Weniger emotional gestimmt ist der Name Schwarzer Nieswurz. Er bezieht sich auf das schwarze Rhizom der Blume. Zerrieben stelle man aus ihm Niespulver her. Mithilfe dieses Pulvers nieste man sich böse Geister und Krankheiten aus Leib und Seele, so glaubte man früher.

 

Das heilende Gift der Christrose

Nomen est Omen. Das trifft auf die Christrose ziemlich gut zu. Da die Herkunft ihrer volksgebräulichen Namen geklärt ist, bleibt noch ihr botanischer Name Helleborus niger. Das lateinische niger (dt. schwarz) bezieht sich auch hier auf das schwarze Rhizom. Ihr Helleborus-Gattungsname wirft jedoch etymologische Fragen auf. Vermutungen gehen aber dahin, dass es sich aus helein (dt. töten) und bora (dt. Speise) zusammen setzt. Nicht gerade schmeichelhaft. Entspricht aber der Wahrheit. Denn die Christrose ist in all ihren Pflanzenteilen giftig. Also aufgepasst bei Kindern und nimmersatten Fellfreunden!

Wie bei Gift so üblich kann es nicht nur töten, aber auch in angemessenen Dosen heilende Auswirkungen haben. Schon in der Antike setzte man Helleborus als Abführmittel ein. Erstmals soll der Arzt und Seher Melampus die abführende Wirkung bei seinen Ziegen beobachtet haben. So die griechische Mythologie. Außerdem heilte er mit der Helleborus den Wahnsinn der Töchter des Proteus‘. Weshalb man auch in späterer Zeit die Pflanze gegen Wahn, Epilepsie und depressive Verstimmungen einsetzte.

In mittelalterlichen Zeiten glaubte man sogar, Kröten würden sich ihr Gift von den Christrosen holen. Tatsächlich bedeutet die Silbe rana in der botanischen Familie Ranunculaceae für Frosch. Ranunculus entspricht sogar der Verniedlichung Fröschlein.
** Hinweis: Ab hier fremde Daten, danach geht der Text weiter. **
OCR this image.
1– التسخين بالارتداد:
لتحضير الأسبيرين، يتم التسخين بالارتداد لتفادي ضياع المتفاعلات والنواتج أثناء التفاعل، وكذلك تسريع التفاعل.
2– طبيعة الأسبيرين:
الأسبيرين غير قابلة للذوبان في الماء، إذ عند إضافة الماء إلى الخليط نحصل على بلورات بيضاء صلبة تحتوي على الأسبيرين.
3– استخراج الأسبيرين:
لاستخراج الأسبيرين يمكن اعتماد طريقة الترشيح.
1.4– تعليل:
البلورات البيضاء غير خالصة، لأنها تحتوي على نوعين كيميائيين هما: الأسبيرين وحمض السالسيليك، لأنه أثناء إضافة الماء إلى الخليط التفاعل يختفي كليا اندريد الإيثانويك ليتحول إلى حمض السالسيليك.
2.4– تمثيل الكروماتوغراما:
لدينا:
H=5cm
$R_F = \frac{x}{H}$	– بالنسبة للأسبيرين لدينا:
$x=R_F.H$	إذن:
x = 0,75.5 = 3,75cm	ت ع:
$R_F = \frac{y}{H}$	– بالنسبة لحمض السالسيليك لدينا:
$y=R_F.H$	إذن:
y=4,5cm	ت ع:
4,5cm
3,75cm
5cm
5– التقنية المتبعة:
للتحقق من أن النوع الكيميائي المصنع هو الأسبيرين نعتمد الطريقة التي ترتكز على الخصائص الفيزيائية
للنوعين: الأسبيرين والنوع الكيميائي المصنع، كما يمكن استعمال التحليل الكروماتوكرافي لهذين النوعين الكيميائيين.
Ob der alte Glaube etwas damit zu tun hat?

 

Orakelblume Christrose

Mit der Christrose verbindet sich allerlei Aberglaube: Man streute sie als Pulver zur Abwehr gegen böse Geister und Hexen auf den Boden aus und es sollte sogar unsichtbar machen. Ihren Namen Orakelblume verdiente sie sich, da sie das Wetter für das kommende Jahr voraussagte. Dazu stellt man zur Weihnachtszeit zwei Christrosenblüten in ein Glas Wasser. Eine Knospe steht jeweils für einen Monat des nahenden Jahres. Am Heiligabend wetterorakelt sie dann: Öffnet sich die Blüte, gibt es schönes Wetter in diesem Monat. Bleibt sie aber stur geschlossen, gibt es auch schlechtes Wetter. Voraussichtlich.
 

 

Dichtermuse Christrose

Die Christrose inspirierte viele Künstler zu Lieder und Gedichten. Der Mönch Laurentius komponierte seinen Christrosenfund im Klostergarten an Weihnachten zu Es ist ein Ros‘ entsprungen. Das Lied Es blüht eine Rose zur Weihnachtszeit ist die Christrosenhymne schlechthin und die Schneerose erhält dort den Titel als Blume der Heiligen Nacht. Der Dichter Eduard Mörike widmet ihr mit Auf eine Christblume ebenfalls ein ganzes Gedicht. Auch Johannes Trojan dichtete einen Vers über Die Christrose und Selma Lagerlöf schrieb eine Kurzgeschichte Die Legende von der Christrose über die Blume. Im Märchen Zwerg Nase hat sie ebenso ihren Auftritt: Der Nieswurz sorgt hier für die Erlösung des Jungen Jacob vom Zauberbann. Sie ist wirklich eine kleine Berühmtheit, die Christrose.